W salonach, przy winie, niewinnie sobie żartowano. Ale aktywiści górniczych związków zawodowych byli znacznie bardziej poważni. Na każde wspomnienie o konieczności ograniczenia emisji CO2 gotowi byli jechać do Warszawy i grozić obaleniem rządu. Niektórym rządom nie musieli zresztą wcale grozić – same ochoczo zgadzały się, że węgiel to narodowe bogactwo, że do kopalni należy dopłacać, że koniecznie trzeba zbudować wiele nowych elektrowni węglowych, że znienawidzone przez górników farmy wiatrowe najlepiej pozamykać albo tak docisnąć podatkami, żeby same się zamknęły.
Najwyższy czas zrozumieć, że żarty się skończyły. I że jeśli nie zaczniemy intensywnie dostosowywać się do zmian, czeka nas prawdziwa gospodarcza katastrofa. I to nawet jeśli okaże się (co wydaje się dość prawdopodobne), że akurat w Polsce zmiany klimatyczne nie będą aż tak groźne: ot, trochę powodzi na przemian z suszami, trochę tornad, sporo apokaliptycznych burz i zalane Żuławy. Bo efekty zmian klimatycznych dotkną nas, i to potężnie, nawet jeśli akurat u nas nie będą zabójcze.
Po pierwsze dlatego, że nie oznaczają one tylko ocieplenia, ale i zmianę cyrkulacji mas powietrza o nieznanych konsekwencjach. A to może spowodować gigantyczne straty gospodarcze na całym świecie, które oczywiście rykoszetem dotrą i do nas.

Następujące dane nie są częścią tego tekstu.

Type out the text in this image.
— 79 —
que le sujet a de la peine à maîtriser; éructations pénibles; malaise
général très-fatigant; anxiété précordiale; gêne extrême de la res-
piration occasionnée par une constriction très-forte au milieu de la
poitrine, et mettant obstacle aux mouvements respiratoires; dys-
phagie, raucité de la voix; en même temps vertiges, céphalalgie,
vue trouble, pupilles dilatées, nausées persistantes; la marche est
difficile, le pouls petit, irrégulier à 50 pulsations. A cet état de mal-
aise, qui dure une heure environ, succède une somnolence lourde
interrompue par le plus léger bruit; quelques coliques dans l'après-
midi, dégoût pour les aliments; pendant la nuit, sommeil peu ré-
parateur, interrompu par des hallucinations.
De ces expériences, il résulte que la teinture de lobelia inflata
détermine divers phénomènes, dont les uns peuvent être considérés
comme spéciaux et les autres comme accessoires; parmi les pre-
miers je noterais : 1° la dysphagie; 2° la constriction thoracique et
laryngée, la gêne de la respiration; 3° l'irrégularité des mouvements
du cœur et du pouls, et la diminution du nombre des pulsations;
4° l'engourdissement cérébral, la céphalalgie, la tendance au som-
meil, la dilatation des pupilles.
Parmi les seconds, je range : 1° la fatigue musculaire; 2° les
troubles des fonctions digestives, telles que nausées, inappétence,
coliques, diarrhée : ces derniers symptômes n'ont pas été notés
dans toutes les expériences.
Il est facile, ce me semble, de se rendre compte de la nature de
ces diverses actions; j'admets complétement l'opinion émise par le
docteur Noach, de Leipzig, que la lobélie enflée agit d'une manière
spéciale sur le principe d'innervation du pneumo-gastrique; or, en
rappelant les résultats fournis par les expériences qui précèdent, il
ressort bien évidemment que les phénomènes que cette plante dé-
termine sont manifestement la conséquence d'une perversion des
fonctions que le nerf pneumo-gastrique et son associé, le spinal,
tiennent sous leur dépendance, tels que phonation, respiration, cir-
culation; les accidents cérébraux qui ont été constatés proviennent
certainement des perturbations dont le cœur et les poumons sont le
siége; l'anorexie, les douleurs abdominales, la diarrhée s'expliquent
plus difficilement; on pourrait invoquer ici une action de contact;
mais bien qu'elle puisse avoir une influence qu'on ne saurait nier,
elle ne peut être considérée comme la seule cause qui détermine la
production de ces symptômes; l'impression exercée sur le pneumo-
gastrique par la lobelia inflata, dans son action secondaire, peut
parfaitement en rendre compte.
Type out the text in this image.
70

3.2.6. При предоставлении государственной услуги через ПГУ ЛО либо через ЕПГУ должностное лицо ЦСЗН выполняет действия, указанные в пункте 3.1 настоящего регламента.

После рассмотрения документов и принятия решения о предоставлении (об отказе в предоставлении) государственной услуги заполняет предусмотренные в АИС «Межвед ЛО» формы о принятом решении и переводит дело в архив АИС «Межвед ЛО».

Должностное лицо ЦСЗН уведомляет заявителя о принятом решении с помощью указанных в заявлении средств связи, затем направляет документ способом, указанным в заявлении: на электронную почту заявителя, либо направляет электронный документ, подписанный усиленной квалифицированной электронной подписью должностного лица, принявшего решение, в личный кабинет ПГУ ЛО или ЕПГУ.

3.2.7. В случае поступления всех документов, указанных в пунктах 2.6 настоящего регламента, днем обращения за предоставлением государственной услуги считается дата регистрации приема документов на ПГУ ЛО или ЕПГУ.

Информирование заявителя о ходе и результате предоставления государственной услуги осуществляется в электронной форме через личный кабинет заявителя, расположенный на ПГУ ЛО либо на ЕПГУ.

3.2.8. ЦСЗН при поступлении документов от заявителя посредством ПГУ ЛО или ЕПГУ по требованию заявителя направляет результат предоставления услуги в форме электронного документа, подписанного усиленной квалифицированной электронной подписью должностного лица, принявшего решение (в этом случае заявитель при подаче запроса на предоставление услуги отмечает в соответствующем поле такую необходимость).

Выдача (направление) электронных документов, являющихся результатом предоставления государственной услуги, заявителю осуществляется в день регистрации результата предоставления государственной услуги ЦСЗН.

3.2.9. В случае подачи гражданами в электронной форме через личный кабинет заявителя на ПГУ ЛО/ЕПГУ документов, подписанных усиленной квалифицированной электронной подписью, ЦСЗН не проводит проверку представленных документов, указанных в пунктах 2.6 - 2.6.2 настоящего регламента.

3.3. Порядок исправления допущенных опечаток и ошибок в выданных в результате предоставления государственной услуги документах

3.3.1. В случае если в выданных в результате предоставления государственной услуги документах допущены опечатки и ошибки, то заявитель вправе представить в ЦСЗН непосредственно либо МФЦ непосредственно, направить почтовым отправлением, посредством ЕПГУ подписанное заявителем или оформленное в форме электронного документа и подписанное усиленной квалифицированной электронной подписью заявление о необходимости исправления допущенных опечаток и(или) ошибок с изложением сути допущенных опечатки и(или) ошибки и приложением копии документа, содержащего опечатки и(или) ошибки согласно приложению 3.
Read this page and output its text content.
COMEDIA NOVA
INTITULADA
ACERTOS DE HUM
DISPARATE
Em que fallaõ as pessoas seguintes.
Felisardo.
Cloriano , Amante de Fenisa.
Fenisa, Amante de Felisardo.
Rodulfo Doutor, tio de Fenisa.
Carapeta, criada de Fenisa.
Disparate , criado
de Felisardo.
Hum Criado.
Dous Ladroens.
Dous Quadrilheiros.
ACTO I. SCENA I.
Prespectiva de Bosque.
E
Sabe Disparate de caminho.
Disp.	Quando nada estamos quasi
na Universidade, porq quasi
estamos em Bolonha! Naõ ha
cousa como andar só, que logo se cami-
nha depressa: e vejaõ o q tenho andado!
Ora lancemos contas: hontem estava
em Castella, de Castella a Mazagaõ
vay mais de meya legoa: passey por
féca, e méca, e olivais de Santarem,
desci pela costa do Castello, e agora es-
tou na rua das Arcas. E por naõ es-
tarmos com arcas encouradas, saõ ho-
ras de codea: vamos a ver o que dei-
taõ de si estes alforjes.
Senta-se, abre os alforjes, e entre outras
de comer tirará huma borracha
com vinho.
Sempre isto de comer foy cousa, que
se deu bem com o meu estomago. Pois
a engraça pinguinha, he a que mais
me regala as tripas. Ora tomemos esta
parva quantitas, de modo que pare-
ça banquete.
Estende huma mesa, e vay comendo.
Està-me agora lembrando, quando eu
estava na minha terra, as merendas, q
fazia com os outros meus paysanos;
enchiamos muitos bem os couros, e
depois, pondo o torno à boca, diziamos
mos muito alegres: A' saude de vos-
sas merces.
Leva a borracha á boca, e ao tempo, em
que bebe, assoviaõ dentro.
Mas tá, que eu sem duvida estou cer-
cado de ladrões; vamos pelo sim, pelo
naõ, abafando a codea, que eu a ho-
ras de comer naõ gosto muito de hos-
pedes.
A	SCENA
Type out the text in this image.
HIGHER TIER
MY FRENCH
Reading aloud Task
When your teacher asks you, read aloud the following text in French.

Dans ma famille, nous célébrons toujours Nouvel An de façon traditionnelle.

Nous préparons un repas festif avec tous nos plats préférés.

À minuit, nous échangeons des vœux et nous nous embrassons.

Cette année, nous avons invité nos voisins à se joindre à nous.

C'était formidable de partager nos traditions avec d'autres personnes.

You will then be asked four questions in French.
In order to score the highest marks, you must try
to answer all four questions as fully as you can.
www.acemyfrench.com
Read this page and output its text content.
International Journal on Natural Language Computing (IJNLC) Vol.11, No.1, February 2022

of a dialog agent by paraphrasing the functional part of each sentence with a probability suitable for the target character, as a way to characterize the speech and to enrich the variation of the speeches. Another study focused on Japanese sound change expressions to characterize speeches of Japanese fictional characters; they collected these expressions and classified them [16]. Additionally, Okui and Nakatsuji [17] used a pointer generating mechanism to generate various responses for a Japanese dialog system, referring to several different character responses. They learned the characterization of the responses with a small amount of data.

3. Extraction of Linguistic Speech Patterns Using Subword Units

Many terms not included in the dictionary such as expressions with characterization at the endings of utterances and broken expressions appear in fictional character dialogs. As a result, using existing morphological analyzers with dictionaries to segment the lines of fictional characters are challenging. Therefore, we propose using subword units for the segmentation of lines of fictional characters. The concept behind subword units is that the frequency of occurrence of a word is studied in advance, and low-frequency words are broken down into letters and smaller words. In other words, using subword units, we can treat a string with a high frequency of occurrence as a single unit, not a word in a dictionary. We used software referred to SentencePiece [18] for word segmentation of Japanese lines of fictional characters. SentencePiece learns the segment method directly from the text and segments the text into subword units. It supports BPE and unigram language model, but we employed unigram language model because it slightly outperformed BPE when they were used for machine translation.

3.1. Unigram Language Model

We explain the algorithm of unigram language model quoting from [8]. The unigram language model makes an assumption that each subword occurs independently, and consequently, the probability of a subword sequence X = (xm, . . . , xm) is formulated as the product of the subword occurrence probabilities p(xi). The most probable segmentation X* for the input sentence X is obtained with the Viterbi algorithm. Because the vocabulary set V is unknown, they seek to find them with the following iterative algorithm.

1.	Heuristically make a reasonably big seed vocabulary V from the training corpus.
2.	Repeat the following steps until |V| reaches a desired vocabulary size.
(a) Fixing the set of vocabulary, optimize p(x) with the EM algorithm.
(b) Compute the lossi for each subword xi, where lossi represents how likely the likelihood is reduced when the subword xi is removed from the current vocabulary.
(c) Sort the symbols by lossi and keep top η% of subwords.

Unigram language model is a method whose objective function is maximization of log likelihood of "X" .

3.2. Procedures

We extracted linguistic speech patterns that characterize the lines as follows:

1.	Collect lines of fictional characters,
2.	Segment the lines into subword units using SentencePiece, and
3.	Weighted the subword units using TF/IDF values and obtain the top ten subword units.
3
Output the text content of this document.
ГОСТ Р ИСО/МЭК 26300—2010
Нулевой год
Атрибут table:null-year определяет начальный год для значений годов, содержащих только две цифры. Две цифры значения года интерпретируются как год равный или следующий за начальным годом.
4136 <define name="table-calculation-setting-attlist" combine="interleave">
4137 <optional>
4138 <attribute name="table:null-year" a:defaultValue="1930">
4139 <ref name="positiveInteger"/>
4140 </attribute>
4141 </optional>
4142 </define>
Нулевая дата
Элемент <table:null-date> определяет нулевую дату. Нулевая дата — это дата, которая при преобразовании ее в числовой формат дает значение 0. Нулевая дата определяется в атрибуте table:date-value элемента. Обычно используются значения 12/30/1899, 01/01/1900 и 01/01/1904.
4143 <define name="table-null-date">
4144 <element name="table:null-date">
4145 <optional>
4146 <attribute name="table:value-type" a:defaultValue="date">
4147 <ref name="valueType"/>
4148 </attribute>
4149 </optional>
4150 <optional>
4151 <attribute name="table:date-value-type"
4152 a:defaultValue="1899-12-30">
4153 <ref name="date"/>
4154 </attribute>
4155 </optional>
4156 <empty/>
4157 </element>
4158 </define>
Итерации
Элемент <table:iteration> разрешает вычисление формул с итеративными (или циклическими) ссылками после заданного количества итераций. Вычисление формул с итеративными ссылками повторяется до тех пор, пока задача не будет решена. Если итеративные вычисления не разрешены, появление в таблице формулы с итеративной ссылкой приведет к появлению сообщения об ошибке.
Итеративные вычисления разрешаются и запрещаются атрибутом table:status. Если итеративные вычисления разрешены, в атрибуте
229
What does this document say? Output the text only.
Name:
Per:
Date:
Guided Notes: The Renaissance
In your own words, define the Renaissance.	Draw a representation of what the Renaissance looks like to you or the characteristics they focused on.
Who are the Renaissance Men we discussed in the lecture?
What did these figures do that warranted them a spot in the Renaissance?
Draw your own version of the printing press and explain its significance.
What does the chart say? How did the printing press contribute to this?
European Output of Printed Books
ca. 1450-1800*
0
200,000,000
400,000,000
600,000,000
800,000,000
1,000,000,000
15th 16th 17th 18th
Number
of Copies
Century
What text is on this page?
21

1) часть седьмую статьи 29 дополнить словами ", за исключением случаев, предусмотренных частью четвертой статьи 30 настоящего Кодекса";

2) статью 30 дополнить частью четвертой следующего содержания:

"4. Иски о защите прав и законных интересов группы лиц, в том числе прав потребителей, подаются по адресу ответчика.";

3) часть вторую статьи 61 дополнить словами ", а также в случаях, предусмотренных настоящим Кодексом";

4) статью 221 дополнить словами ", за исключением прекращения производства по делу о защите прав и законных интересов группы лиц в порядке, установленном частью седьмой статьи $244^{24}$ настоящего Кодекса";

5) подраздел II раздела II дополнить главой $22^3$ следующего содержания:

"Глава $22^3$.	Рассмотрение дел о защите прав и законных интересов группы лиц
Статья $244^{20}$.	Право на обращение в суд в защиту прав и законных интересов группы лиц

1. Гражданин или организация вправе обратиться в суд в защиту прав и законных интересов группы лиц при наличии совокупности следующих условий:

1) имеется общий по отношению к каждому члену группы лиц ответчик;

Po drugie dlatego, że do katastrofy u nas wystarczy katastrofa u naszych sąsiadów. Wygląda na to, że kontynentem najsilniej dotkniętym zmianami klimatycznymi będzie gwałtownie pustynniejąca Afryka. A to oznacza, że za 20–30 lat nie będziemy już mieli u bram Europy miliona uciekających przed wojną mieszkańców Bliskiego Wschodu, ale dziesiątki, a potem setki milionów Afrykanów uciekających przed śmiercią głodową.